Comparative investigation of structural, electronic, mechanical and optical responses of CsPbI3-PbSe and CsPbI3 with Mg-doped for optoelectronic applications: A first-principles study

A and B-site doping has been viewed as a very effective approach to stabilise the desired perovskite cube phase of pure and doped hetero-structure CsPbI₃-Pb_1-xMg_xSe and the simple system CsPb_1-xMgxI₃. In this analysis, the effect of (Mg²⁺) on the crystal structure, electronic, mechanical, and optical responses of hetero-structure CsPbI₃-Pb_1-xMg_xSe and CsPb_1-xMgxI₃ were thoroughly investigated, by employing first-principles computations. A theoretical study of target responses of the metal-halide CsPbI₃ is presented with a plane wave ultra-soft pseudopotential approach as personified in the CASTP code.
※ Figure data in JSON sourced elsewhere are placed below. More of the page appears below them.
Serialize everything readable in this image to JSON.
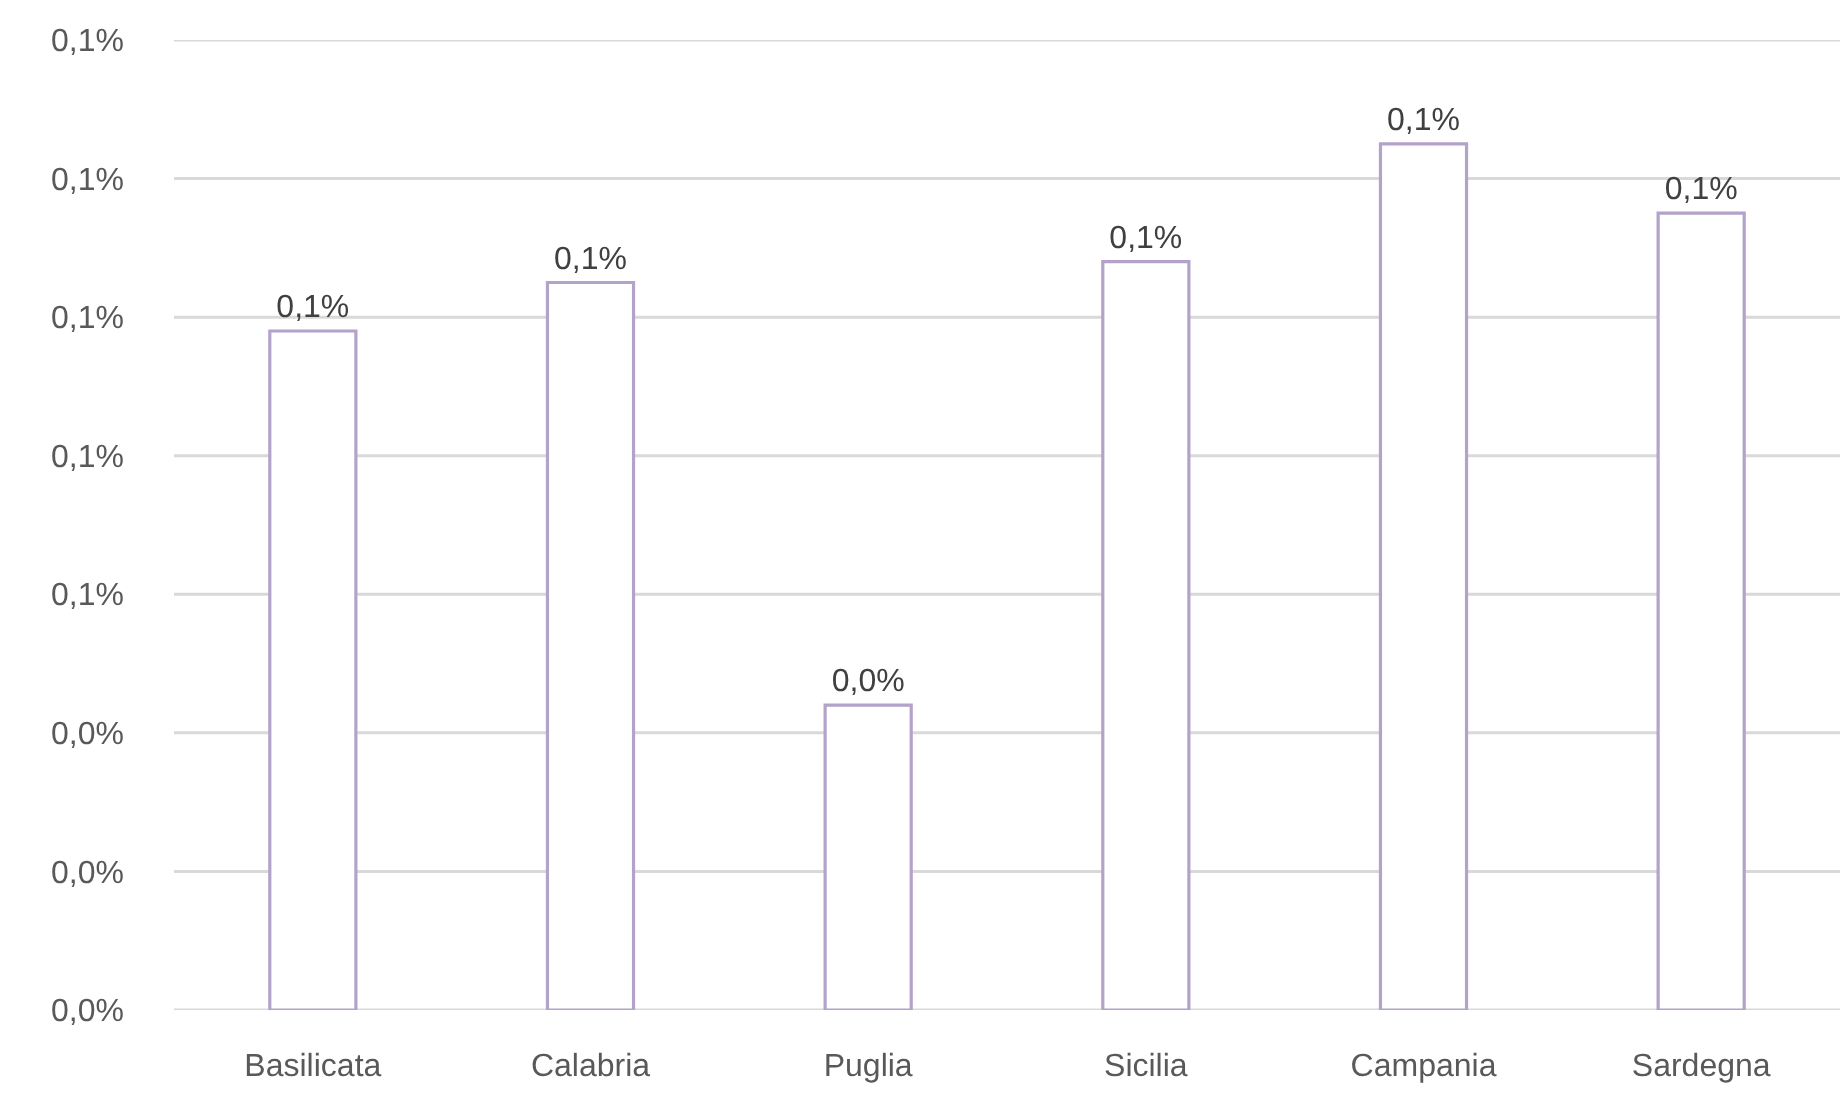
{
  "chart_data": {
    "type": "bar",
    "categories": [
      "Basilicata",
      "Calabria",
      "Puglia",
      "Sicilia",
      "Campania",
      "Sardegna"
    ],
    "values": [
      0.098,
      0.105,
      0.044,
      0.108,
      0.125,
      0.115
    ],
    "value_labels": [
      "0,1%",
      "0,1%",
      "0,0%",
      "0,1%",
      "0,1%",
      "0,1%"
    ],
    "color": "#b3a2c9",
    "ylim": [
      0,
      0.14
    ],
    "yticks": [
      {
        "value": 0,
        "label": "0,0%"
      },
      {
        "value": 0.02,
        "label": "0,0%"
      },
      {
        "value": 0.04,
        "label": "0,0%"
      },
      {
        "value": 0.06,
        "label": "0,1%"
      },
      {
        "value": 0.08,
        "label": "0,1%"
      },
      {
        "value": 0.1,
        "label": "0,1%"
      },
      {
        "value": 0.12,
        "label": "0,1%"
      },
      {
        "value": 0.14,
        "label": "0,1%"
      }
    ],
    "grid": true
  }
}
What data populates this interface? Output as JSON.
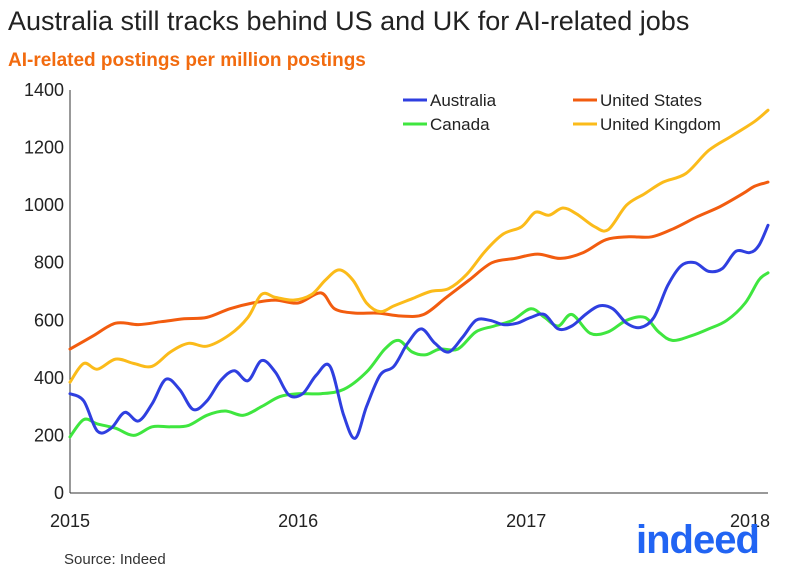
{
  "header": {
    "title": "Australia still tracks behind US and UK for AI-related jobs",
    "subtitle": "AI-related postings per million postings"
  },
  "footer": {
    "source": "Source: Indeed",
    "logo_text": "indeed"
  },
  "chart_data": {
    "type": "line",
    "title": "Australia still tracks behind US and UK for AI-related jobs",
    "subtitle": "AI-related postings per million postings",
    "xlabel": "",
    "ylabel": "",
    "xlim": [
      2015.0,
      2018.06
    ],
    "ylim": [
      0,
      1400
    ],
    "y_ticks": [
      0,
      200,
      400,
      600,
      800,
      1000,
      1200,
      1400
    ],
    "x_ticks": [
      2015,
      2016,
      2017,
      2018
    ],
    "grid": false,
    "legend": "top-center",
    "series": [
      {
        "name": "Australia",
        "color": "#2f3fe0",
        "points": [
          [
            2015.0,
            345
          ],
          [
            2015.06,
            320
          ],
          [
            2015.12,
            215
          ],
          [
            2015.18,
            225
          ],
          [
            2015.24,
            280
          ],
          [
            2015.3,
            250
          ],
          [
            2015.36,
            310
          ],
          [
            2015.42,
            395
          ],
          [
            2015.48,
            360
          ],
          [
            2015.54,
            290
          ],
          [
            2015.6,
            320
          ],
          [
            2015.66,
            390
          ],
          [
            2015.72,
            425
          ],
          [
            2015.78,
            390
          ],
          [
            2015.84,
            460
          ],
          [
            2015.9,
            420
          ],
          [
            2015.96,
            340
          ],
          [
            2016.02,
            345
          ],
          [
            2016.08,
            410
          ],
          [
            2016.14,
            440
          ],
          [
            2016.2,
            270
          ],
          [
            2016.25,
            190
          ],
          [
            2016.3,
            300
          ],
          [
            2016.36,
            410
          ],
          [
            2016.42,
            440
          ],
          [
            2016.48,
            520
          ],
          [
            2016.54,
            570
          ],
          [
            2016.6,
            520
          ],
          [
            2016.66,
            490
          ],
          [
            2016.72,
            540
          ],
          [
            2016.78,
            600
          ],
          [
            2016.84,
            600
          ],
          [
            2016.9,
            585
          ],
          [
            2016.96,
            590
          ],
          [
            2017.02,
            610
          ],
          [
            2017.08,
            620
          ],
          [
            2017.14,
            570
          ],
          [
            2017.2,
            580
          ],
          [
            2017.26,
            620
          ],
          [
            2017.32,
            650
          ],
          [
            2017.38,
            640
          ],
          [
            2017.44,
            590
          ],
          [
            2017.5,
            575
          ],
          [
            2017.56,
            610
          ],
          [
            2017.62,
            720
          ],
          [
            2017.68,
            790
          ],
          [
            2017.74,
            800
          ],
          [
            2017.8,
            770
          ],
          [
            2017.86,
            780
          ],
          [
            2017.92,
            840
          ],
          [
            2017.98,
            835
          ],
          [
            2018.02,
            860
          ],
          [
            2018.06,
            930
          ]
        ]
      },
      {
        "name": "United States",
        "color": "#f25c0f",
        "points": [
          [
            2015.0,
            500
          ],
          [
            2015.1,
            545
          ],
          [
            2015.2,
            590
          ],
          [
            2015.3,
            585
          ],
          [
            2015.4,
            595
          ],
          [
            2015.5,
            605
          ],
          [
            2015.6,
            610
          ],
          [
            2015.7,
            640
          ],
          [
            2015.8,
            660
          ],
          [
            2015.9,
            670
          ],
          [
            2016.0,
            660
          ],
          [
            2016.1,
            695
          ],
          [
            2016.16,
            640
          ],
          [
            2016.25,
            625
          ],
          [
            2016.35,
            625
          ],
          [
            2016.45,
            615
          ],
          [
            2016.55,
            620
          ],
          [
            2016.65,
            680
          ],
          [
            2016.75,
            740
          ],
          [
            2016.85,
            800
          ],
          [
            2016.95,
            815
          ],
          [
            2017.05,
            830
          ],
          [
            2017.15,
            815
          ],
          [
            2017.25,
            835
          ],
          [
            2017.35,
            880
          ],
          [
            2017.45,
            890
          ],
          [
            2017.55,
            890
          ],
          [
            2017.65,
            920
          ],
          [
            2017.75,
            960
          ],
          [
            2017.85,
            995
          ],
          [
            2017.95,
            1040
          ],
          [
            2018.0,
            1065
          ],
          [
            2018.06,
            1080
          ]
        ]
      },
      {
        "name": "Canada",
        "color": "#3fe63f",
        "points": [
          [
            2015.0,
            195
          ],
          [
            2015.06,
            255
          ],
          [
            2015.12,
            240
          ],
          [
            2015.2,
            225
          ],
          [
            2015.28,
            200
          ],
          [
            2015.36,
            230
          ],
          [
            2015.44,
            230
          ],
          [
            2015.52,
            235
          ],
          [
            2015.6,
            270
          ],
          [
            2015.68,
            285
          ],
          [
            2015.76,
            270
          ],
          [
            2015.84,
            300
          ],
          [
            2015.92,
            335
          ],
          [
            2016.0,
            345
          ],
          [
            2016.1,
            345
          ],
          [
            2016.2,
            360
          ],
          [
            2016.3,
            420
          ],
          [
            2016.38,
            500
          ],
          [
            2016.44,
            530
          ],
          [
            2016.5,
            490
          ],
          [
            2016.56,
            480
          ],
          [
            2016.62,
            500
          ],
          [
            2016.7,
            500
          ],
          [
            2016.78,
            560
          ],
          [
            2016.86,
            580
          ],
          [
            2016.94,
            600
          ],
          [
            2017.02,
            640
          ],
          [
            2017.08,
            610
          ],
          [
            2017.14,
            580
          ],
          [
            2017.2,
            620
          ],
          [
            2017.28,
            555
          ],
          [
            2017.36,
            560
          ],
          [
            2017.44,
            600
          ],
          [
            2017.52,
            610
          ],
          [
            2017.58,
            560
          ],
          [
            2017.64,
            530
          ],
          [
            2017.72,
            545
          ],
          [
            2017.8,
            570
          ],
          [
            2017.88,
            600
          ],
          [
            2017.96,
            660
          ],
          [
            2018.02,
            740
          ],
          [
            2018.06,
            765
          ]
        ]
      },
      {
        "name": "United Kingdom",
        "color": "#fbbb1a",
        "points": [
          [
            2015.0,
            385
          ],
          [
            2015.06,
            450
          ],
          [
            2015.12,
            430
          ],
          [
            2015.2,
            465
          ],
          [
            2015.28,
            450
          ],
          [
            2015.36,
            440
          ],
          [
            2015.44,
            490
          ],
          [
            2015.52,
            520
          ],
          [
            2015.6,
            510
          ],
          [
            2015.7,
            550
          ],
          [
            2015.78,
            610
          ],
          [
            2015.84,
            690
          ],
          [
            2015.9,
            680
          ],
          [
            2015.98,
            670
          ],
          [
            2016.06,
            690
          ],
          [
            2016.12,
            740
          ],
          [
            2016.18,
            775
          ],
          [
            2016.24,
            740
          ],
          [
            2016.3,
            660
          ],
          [
            2016.36,
            630
          ],
          [
            2016.42,
            650
          ],
          [
            2016.5,
            675
          ],
          [
            2016.58,
            700
          ],
          [
            2016.66,
            710
          ],
          [
            2016.74,
            760
          ],
          [
            2016.82,
            840
          ],
          [
            2016.9,
            900
          ],
          [
            2016.98,
            925
          ],
          [
            2017.04,
            975
          ],
          [
            2017.1,
            965
          ],
          [
            2017.16,
            990
          ],
          [
            2017.22,
            970
          ],
          [
            2017.3,
            925
          ],
          [
            2017.36,
            915
          ],
          [
            2017.44,
            1000
          ],
          [
            2017.52,
            1040
          ],
          [
            2017.6,
            1080
          ],
          [
            2017.7,
            1110
          ],
          [
            2017.8,
            1190
          ],
          [
            2017.9,
            1240
          ],
          [
            2018.0,
            1290
          ],
          [
            2018.06,
            1330
          ]
        ]
      }
    ]
  }
}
The computed results show that the band gap of CsPbI₃-Pb_1-xMg_xSe can be changed from '1.809eV' to '1.75eV' when the concentration range (x = 0 to 0.25) is changed. A valuable band gap of '0.48eV' and '1.28eV' of doped CsPbI₃-Pb_1-xMg_xSe can be achieved under concentrations changed from (x = 0.25 to '0.75eV') and as shown in direct (Γ - Γ) nature and become optically active. The density of states shows that Cs-6p, I-4p, and Pb-6p states contribute to the valence band maximum, whereas the main involvement conduction band minimum by Mg-5p and Cs-6p states in the CsPbI₃-Pb_1-xMg_xSe system. Elastic properties designate the flexibility and softness of target materials. The computed elastic parameters further indicate that this hetero-structure material is stable under the doping concentration condition. Replacing the Pb²⁺ site with Mg²⁺ has red-shifted the maximum absorption edges and changed the optical characteristics to be anisotropic. Their ability of these two materials with their Mg²⁺ based mixed halide perovskite nature for optoelectronic applications.